Sunday, September 26, 2021


Talking Race: Good or bad, past can’t be forgotten…

May 14, 2008 by  
Filed under News, Weekly Columns

(Akiit.com) I’ve got two words for white America: Thank you.

Thanks for building homes in poor communities through programs such as Habitat for Humanity; for working with HIV/AIDS relief programs in places such as sub-Saharan Africa.

Thanks for mobilizing the Innocence Project, which is freeing wrongly convicted prisoners, many of whom are black.

When I see such noble efforts, when I witness men and women of all races working for a common good, my faith in humanity is restored.

Reminds me of my own childhood, a time when Jim Crow’s calloused grip on our Southern lifestyles and customs could be seen in whites-only community centers, or in the segregated schools that survived well into my youth.

I can’t forget that.

But it also was a time when more than a few white people availed themselves to me as coaches, mentors, teachers, friends – and heroes.

I can’t forget that, either.

Those two seemingly incongruous images bespeak the layered complexity of America’s race relations, which, despite the growing presence of Hispanics and other ethnic groups, still tends to be defined in black and white.
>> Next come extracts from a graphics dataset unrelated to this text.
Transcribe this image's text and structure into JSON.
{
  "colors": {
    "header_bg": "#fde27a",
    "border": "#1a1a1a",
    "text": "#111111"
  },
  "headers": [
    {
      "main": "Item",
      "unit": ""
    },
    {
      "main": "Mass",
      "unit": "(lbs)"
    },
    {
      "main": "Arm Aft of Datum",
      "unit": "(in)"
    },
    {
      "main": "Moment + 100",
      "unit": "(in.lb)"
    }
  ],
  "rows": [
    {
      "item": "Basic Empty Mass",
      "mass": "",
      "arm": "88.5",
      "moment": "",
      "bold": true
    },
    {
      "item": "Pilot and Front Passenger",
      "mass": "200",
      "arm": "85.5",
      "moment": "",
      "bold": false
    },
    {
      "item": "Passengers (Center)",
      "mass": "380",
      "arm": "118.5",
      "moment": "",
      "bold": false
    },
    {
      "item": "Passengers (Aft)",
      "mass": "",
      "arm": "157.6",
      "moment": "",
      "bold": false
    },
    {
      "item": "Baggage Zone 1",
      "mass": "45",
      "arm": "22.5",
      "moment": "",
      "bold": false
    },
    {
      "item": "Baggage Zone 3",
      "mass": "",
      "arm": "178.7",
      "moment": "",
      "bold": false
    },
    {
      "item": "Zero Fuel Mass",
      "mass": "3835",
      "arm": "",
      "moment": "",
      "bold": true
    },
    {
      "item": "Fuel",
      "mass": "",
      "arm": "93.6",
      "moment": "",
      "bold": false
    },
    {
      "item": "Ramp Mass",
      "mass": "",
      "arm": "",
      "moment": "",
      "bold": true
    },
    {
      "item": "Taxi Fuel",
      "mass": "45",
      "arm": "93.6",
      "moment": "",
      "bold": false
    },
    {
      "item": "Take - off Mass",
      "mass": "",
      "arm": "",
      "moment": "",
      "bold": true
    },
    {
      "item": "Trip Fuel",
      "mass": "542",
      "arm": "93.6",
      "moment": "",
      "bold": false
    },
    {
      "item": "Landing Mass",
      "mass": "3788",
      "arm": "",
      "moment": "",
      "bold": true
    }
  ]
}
I wrestle mightily with the notion that many white people are growing tired of blacks dredging up our “painful past.” Truth is, black folks get a little miffed when whites, whose triumphs and successes are well chronicled in history books, tell us, “Get over it!” Or “Move on!”

That task is as daunting as it is unrealistic for a people still piecing together its legacy.

I was struck by what Helen Biderman, an 80-year-old Jewish woman, said about Holocaust Remembrance Day. She was 11 when the Germans invaded Poland in 1939 and forced her family to live in a ghetto. Her family ultimately fled, with members at one point hiding in a chimney.

It brings back the most terrible memories,” Ms. Biderman said.

So why, you may ask, do she and Jews the world over put themselves through such a ritual? Because, as Ms. Biderman summed up: It’s better to remember than forget.

No, blacks can’t wallow in the past. We get that. Our past must be a foundation on which we stand, not a crutch on which we forever lean.

Yet, whites must understand that watching Roots is far from living Roots. Black folks can’t just click on the remote and change the dynamic forces of history that thrust us into the 21st century, baggage and all.

To be clear, we don’t mind talking about our problems: One in four black folks lives in poverty. One in five of us doesn’t have health insurance. One in eight black males in their 20s is in prison.

It’s so bad that even Bill Cosby has turned sour on a generation that won’t even pull up its pants, let alone pull itself up by its bootstraps.

Here’s the rub. So often when we hear our white friends talking about issues such as the number of black men in prison, they tend to deny any institutional culpability. They shrug off the gross disparities in arrests, convictions and incarceration that blacks face for some crimes, such as drug use. They blithely say, “Oh, well, you brought it on yourself.”

We’d like for you to be as outraged, too, when you read that blacks make up 13 percent of all drug users but constitute more than a third of those arrested, more than half of those convicted and nearly three-fourths of those imprisoned.

That’s not justice; that’s “just us.”

If I had white America’s ear for a second, I would say black America is at a crossroads. We have more blacks in the middle class than ever before, and more blacks in the underclass than ever before.

So if you’re going to talk about us – and we know you will – please tell both sides of our story.